The judge, consequently, refused the application for an interim injunction restraining Tinubu from being sworn in as Nigeria’s president and dismissed the main suit wherein the applicants prayed for the nullification of Tinubu’s candidacy.
After the ruling, Mr Fagbemi, who appeared for Tinubu, then prayed to the court for a cost of N30 million, describing the suit as an abuse of the court process.
Corroborating Mr Fagbemi’s submission, Mr Arobo, who appeared for APC, asked for the cost of N20 million against the plaintiffs and another N20 million against their lawyer.
He said this would caution lawyers and their clients from indulging in the condemnable act.
“The whole of this country will not know what my lord has done to save this nation.

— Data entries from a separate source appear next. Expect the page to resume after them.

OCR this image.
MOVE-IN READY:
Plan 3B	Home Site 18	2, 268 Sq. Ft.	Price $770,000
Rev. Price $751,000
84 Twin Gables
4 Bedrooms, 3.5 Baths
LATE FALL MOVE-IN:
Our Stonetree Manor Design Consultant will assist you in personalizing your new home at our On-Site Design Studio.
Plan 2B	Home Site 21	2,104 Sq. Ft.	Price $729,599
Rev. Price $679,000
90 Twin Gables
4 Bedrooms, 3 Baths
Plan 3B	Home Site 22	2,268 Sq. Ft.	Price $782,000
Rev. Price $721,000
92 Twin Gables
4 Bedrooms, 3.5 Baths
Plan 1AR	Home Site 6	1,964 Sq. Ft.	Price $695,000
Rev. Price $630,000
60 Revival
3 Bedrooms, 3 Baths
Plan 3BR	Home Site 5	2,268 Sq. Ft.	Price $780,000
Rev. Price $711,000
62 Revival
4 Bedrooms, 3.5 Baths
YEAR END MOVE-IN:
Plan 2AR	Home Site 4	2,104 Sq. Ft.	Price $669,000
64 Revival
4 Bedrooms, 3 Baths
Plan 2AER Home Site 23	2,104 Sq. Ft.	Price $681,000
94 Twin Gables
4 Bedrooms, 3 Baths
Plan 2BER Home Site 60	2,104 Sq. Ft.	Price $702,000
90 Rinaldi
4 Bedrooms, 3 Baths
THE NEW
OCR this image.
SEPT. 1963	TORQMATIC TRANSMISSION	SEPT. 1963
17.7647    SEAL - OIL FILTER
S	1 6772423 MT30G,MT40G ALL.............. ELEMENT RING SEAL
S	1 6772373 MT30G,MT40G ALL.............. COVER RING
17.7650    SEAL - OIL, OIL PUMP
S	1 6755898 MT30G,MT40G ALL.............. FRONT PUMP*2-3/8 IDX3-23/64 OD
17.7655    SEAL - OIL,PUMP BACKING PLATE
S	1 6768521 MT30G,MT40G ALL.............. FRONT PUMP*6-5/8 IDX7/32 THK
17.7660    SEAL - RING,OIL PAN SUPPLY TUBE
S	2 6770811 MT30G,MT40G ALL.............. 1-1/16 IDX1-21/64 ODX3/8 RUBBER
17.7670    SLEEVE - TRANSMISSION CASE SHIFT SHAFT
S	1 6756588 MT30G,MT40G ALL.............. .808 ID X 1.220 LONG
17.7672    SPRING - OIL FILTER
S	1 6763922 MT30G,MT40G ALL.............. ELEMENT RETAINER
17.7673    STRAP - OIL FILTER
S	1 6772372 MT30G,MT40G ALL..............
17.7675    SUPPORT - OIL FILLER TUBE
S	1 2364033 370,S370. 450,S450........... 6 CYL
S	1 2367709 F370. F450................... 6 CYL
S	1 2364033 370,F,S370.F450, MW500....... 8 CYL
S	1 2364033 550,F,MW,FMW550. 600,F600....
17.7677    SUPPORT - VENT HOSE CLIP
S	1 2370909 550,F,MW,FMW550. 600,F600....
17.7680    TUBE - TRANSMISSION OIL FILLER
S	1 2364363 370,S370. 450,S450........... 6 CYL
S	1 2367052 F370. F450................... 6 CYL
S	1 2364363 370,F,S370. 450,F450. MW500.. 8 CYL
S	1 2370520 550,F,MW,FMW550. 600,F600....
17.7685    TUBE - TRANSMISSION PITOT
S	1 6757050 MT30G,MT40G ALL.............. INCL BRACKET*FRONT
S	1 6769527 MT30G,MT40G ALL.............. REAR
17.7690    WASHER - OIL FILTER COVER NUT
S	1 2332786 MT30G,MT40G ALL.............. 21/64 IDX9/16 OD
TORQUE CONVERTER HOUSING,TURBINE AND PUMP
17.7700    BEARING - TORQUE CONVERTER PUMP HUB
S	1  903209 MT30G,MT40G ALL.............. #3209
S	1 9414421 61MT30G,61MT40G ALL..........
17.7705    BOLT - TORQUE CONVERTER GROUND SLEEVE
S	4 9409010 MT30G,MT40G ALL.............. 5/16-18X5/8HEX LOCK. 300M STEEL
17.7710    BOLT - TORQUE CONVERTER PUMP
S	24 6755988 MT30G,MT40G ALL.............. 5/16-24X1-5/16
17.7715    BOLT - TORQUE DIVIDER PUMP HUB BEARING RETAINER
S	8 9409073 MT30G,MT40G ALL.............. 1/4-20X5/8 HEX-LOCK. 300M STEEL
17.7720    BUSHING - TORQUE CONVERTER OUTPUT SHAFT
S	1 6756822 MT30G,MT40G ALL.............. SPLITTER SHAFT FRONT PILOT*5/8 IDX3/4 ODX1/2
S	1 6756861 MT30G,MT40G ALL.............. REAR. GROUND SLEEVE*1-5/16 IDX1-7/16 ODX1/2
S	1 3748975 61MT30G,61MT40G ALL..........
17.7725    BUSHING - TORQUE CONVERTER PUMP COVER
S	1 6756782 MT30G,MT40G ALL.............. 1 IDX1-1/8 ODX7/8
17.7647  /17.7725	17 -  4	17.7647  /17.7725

“The trial court and Court of Appeal have determined this matter,” he said.
Mr Arobo said despite this, the counsel still went ahead.
He said if the lawyer were sanctioned, it would cut down the excesses of some counsel.
“The first duty of a lawyer is to protect the sanctity of judicial process as a minister in the temple,” he said.
The judge, however, asked lawyers who brought protesters to the court.
“I heard they are saying Nigeria belongs to them and not to court.
“I want to advise that when you have surrendered yourselves to court, you should not be doing this.
“It can lead to anarchy. We hold a duty to keep this nation as one. They have the right to protest but not to come to court and be saying what they are saying, counsel,” Mr Omotosho said.